Vitter concluded: “I do believe the decision to lift the ban on hydraulic fracturing will be both environmentally and economically beneficial. If the resources are utilized appropriately, lifting the ban will result in beneficial electricity rates for your citizens while providing the feedstock for your manufactured goods.”
In Germany, leadership is bucking environmental opposition and looking to its shale gas potential to lift its dependence on Russian natural gas—but it took aggressive action from Russia to wake Germany up from its expensive, green-energy nightmare.
In the U.S., the silver lining of the black cloud over Iraq could be a renewed public awareness of the importance of developing our own energy resources. With his phone and his pen, President Obama could increase access and expedite drilling on federal lands. He could approve the Keystone pipeline. As Merkel has done, he could come out with a strong statement in favor of fracking and the benefits it provides. But that would require standing up to his environmental allies like billionaire Tom Steyer—something he’s not likely to do.

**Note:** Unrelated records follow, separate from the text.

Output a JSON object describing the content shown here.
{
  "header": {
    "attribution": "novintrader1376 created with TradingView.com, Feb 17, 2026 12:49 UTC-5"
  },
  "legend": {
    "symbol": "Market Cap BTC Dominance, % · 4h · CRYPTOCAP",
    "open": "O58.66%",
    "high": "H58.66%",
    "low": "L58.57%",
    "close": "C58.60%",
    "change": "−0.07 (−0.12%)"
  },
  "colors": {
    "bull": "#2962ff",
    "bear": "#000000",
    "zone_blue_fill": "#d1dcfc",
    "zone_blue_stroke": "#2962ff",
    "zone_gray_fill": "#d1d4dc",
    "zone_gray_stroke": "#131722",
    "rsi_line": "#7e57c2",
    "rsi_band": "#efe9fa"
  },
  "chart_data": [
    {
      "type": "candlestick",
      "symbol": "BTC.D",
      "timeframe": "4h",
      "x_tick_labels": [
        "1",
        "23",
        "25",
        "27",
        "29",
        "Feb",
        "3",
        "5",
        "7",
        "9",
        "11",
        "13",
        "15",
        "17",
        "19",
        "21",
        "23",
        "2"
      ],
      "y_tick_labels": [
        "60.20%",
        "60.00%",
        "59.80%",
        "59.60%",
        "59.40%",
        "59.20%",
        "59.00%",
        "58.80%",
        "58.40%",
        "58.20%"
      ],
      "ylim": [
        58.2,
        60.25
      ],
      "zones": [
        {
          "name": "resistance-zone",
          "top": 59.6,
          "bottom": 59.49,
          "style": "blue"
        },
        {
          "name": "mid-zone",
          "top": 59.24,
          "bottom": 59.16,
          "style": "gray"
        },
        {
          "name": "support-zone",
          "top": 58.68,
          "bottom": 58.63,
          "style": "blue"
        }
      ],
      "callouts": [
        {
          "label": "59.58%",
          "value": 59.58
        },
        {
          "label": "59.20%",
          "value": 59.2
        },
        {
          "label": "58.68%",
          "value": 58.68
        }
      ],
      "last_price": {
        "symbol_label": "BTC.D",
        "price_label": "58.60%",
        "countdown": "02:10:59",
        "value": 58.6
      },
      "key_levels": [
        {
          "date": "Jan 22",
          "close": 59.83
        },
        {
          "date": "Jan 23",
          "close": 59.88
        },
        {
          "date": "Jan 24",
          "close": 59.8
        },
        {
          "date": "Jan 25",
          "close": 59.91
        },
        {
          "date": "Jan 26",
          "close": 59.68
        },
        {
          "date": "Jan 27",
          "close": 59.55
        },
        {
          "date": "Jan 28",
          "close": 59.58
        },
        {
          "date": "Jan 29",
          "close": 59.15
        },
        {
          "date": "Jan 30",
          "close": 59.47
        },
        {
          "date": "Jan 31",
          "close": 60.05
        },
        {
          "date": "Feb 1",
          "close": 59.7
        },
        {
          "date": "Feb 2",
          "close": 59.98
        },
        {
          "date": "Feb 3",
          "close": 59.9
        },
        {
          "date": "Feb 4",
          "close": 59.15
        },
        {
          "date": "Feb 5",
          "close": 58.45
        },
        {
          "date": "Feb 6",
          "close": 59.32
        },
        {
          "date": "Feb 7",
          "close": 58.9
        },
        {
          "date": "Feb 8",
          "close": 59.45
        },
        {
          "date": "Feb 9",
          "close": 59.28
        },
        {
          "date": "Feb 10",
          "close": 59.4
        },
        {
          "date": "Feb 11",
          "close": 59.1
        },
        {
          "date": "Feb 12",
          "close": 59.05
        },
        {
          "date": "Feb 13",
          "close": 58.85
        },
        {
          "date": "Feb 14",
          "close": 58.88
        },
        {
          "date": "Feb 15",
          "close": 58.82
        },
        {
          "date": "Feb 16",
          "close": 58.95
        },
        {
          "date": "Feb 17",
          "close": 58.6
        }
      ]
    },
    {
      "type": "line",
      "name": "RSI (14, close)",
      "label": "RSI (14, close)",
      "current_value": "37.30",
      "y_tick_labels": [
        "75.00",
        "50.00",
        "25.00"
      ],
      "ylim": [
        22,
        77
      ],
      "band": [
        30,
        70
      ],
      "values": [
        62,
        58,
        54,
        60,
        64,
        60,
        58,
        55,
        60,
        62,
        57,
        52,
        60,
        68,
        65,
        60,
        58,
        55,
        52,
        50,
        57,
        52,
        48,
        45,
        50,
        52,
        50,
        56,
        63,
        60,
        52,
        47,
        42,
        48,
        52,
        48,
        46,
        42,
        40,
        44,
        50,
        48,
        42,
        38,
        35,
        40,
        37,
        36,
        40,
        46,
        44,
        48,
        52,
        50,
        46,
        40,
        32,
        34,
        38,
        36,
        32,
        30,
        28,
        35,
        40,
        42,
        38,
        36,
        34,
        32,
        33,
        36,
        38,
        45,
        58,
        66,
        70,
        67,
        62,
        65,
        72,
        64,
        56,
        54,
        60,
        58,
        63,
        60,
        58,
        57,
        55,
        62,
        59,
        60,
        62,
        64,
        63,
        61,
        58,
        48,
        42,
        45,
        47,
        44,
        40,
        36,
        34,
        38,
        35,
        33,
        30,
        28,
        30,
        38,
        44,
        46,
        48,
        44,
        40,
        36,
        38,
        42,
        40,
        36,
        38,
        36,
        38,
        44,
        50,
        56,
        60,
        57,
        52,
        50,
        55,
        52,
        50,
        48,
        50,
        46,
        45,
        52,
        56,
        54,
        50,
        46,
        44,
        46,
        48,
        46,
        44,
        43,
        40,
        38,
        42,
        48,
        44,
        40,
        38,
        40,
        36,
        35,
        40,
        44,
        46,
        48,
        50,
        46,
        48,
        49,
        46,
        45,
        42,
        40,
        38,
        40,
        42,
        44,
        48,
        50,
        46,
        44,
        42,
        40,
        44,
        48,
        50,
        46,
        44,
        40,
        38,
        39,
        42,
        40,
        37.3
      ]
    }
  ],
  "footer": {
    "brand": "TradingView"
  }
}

In Germany it took pressure from industry and consumers to bring about a change in policy; Merkel was receptive to doing what was best for her country. In the U.S., pressure from our citizens is less likely to have an impact on an ideologically driven lame-duck President. But Congress should hear from us. And we can vote in November. A Republican-controlled Senate, along with a Republican House, could make some changes that Obama is unwilling to consider: economic security, energy production, job creation, and lower costs.